WASM Alumni Podcast 2
Bill Beament, Chairman of Northern Star Resources, President of the WASM Alumni talks to Kyle De Souza.
Beament set his sights on a mining career at the young age of 13 after attending a careers expo and learning about the Western Australian School of Mines in Kalgoorlie. His dad had plans for him to take on the family farm machinery business, but Beament had other ideas.
Like many in WA’s mining alumni, he headed to Kalgoorlie after high school to study mine engineering, and ended up in the red-dirt town for eight years, gaining experience in underground goldmining.
“In Kalgoorlie, you’re immersed in the hard rock industry, but mainly gold,” he says. “Back then iron ore was a taboo word, no one wanted to go into iron ore, that was for people who couldn’t get jobs in the gold industry. Coal was a dirty word.”
He started his career working underground for four years for a contracting company and then moved on, because he knew by this stage he wanted to work his way into a management position.
Barminco, an underground mining contractor, sought him out and he joined its team at the age of 24, taking on the role of second in command at an operation in Wiluna, in the state’s Mid West. His potential was noticed and he was sent to run a copper mine in Queensland, at the age of 27. “That was a sink-or-swim opportunity and was a real defining moment,” he says.
Three years later, he was put into the Perth head office for the remainder of his 8 1/2-year stint with the company and was given the job of general manager of WA operations overseeing 13 mine sites and 1000 employees.

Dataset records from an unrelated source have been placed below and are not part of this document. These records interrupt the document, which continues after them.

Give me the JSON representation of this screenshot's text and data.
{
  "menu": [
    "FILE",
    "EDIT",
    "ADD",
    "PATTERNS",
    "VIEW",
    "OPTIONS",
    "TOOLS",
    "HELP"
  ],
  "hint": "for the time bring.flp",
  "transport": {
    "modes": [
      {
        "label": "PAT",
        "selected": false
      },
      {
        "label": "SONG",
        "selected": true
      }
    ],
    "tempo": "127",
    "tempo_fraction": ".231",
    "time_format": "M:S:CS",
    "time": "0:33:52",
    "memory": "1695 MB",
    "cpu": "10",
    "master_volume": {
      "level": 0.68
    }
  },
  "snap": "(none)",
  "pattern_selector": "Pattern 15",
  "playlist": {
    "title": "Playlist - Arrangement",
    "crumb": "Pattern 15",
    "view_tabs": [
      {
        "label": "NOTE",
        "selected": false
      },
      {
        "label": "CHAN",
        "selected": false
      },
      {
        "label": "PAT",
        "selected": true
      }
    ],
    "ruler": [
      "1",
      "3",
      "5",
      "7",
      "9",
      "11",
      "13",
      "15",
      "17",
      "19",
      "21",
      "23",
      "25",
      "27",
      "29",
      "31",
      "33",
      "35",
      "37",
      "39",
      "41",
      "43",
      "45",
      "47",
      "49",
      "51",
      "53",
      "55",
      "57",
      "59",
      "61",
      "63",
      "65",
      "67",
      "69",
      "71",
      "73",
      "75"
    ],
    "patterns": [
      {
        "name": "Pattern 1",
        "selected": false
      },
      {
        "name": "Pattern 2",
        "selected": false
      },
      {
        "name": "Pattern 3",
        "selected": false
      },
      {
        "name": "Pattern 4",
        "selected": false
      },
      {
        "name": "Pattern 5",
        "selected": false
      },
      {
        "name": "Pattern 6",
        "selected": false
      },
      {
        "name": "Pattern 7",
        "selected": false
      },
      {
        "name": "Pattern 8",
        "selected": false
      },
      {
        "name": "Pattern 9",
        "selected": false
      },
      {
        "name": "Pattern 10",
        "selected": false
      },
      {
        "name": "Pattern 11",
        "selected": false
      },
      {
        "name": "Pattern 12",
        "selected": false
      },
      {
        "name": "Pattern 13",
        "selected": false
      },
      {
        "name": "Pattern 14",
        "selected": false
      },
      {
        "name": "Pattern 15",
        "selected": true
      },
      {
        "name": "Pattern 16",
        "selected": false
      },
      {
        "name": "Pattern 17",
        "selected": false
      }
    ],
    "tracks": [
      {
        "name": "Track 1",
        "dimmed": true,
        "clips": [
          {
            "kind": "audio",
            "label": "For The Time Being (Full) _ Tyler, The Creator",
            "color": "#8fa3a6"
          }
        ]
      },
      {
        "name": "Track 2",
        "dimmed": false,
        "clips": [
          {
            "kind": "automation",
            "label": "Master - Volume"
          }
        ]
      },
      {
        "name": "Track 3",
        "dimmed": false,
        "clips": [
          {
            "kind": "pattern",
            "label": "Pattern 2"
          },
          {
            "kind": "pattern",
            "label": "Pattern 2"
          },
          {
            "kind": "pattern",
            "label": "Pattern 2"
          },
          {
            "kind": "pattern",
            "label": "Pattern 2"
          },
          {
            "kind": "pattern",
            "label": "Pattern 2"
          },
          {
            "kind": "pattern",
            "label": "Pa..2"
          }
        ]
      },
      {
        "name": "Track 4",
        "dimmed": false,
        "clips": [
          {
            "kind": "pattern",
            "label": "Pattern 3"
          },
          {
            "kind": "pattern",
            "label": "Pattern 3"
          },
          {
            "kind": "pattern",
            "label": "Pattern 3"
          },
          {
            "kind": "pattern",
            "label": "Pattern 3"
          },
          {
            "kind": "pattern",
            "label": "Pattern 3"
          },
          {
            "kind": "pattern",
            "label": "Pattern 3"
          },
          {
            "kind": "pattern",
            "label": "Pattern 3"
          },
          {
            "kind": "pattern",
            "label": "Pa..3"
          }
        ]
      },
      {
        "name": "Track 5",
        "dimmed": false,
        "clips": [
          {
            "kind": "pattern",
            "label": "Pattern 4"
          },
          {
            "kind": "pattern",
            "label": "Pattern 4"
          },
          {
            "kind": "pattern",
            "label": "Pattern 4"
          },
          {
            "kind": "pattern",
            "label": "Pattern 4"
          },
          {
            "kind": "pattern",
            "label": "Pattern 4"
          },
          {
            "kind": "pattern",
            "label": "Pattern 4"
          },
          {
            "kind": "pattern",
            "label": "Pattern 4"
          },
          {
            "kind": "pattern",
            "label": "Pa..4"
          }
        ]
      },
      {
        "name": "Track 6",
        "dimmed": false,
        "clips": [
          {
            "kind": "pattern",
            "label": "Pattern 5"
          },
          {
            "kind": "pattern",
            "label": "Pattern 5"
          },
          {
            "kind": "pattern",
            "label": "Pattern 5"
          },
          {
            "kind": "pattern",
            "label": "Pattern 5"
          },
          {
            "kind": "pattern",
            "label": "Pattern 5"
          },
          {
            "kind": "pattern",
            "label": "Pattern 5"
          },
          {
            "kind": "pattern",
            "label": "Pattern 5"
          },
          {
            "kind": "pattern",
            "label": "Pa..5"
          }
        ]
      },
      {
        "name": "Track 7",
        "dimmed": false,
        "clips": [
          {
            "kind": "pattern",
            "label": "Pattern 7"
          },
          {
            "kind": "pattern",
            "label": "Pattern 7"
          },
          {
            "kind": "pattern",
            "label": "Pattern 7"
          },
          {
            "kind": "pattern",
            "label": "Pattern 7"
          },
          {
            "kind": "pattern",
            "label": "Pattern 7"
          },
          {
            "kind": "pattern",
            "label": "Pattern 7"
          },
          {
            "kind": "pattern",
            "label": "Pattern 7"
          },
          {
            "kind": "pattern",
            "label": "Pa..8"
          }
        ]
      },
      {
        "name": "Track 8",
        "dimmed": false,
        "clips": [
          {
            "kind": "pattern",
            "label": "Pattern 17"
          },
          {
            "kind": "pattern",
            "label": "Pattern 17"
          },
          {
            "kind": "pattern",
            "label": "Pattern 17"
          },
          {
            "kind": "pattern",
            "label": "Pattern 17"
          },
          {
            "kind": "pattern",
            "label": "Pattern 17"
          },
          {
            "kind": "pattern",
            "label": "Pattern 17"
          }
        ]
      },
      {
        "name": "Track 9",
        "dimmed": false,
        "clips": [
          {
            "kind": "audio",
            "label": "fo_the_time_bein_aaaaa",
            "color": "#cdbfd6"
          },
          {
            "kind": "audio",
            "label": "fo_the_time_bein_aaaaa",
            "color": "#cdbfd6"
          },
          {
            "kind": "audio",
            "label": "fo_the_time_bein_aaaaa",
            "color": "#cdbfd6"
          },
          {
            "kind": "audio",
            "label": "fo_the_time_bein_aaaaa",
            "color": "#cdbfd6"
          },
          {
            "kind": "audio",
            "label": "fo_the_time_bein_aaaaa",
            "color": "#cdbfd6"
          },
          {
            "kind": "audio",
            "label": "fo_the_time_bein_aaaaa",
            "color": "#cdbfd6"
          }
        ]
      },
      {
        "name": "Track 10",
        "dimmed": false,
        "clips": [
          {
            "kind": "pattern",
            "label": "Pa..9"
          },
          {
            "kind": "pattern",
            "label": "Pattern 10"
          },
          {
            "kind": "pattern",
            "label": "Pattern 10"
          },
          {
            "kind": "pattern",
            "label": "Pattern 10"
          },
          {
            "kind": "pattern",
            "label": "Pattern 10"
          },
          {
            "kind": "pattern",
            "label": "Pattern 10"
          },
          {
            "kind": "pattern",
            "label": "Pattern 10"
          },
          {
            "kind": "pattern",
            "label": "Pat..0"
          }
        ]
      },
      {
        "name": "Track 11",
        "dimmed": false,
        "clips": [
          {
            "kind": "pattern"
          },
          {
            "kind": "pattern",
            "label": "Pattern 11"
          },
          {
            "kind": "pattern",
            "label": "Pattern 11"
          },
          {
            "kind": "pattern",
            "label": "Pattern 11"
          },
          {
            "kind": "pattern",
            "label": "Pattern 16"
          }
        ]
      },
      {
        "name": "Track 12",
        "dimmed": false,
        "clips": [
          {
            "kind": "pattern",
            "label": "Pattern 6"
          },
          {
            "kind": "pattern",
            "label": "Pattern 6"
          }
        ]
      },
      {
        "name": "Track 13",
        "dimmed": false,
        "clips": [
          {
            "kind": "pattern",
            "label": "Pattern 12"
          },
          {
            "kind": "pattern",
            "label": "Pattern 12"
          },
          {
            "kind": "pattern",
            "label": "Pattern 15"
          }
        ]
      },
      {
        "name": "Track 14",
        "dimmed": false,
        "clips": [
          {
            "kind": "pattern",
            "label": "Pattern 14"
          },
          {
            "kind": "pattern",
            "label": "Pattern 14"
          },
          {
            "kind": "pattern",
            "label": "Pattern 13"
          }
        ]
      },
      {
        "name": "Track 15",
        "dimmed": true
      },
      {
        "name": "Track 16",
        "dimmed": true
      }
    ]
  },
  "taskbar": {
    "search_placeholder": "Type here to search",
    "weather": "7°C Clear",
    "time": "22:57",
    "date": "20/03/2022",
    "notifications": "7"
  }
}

“What they probably didn’t realise was I didn’t want to be a contractor for the rest of my career and they had been grooming me as a future MD.”
After leaving Barminco, Beament started his own underground mining contract company, which he ran for about 18 months before the mine it was contracted to went under.
“I earned my first $1m and then lost it in the first year, but we paid off all employees and suppliers and had no debt and had a little bit of cash leftover, which I used to put into Northern Star,” he says.
Beament doesn’t believe it is luck that has got him to where he is, but that it is the culture of the company he and his team have built. “We have a work ethic in this company that reflects from the top to the bottom and there is a culture of calculated risk,” he says.
My board has backed me and my team 100 per cent and that is a pleasure to work in. They give us the licence to do what needs to be done and the results speak for themselves.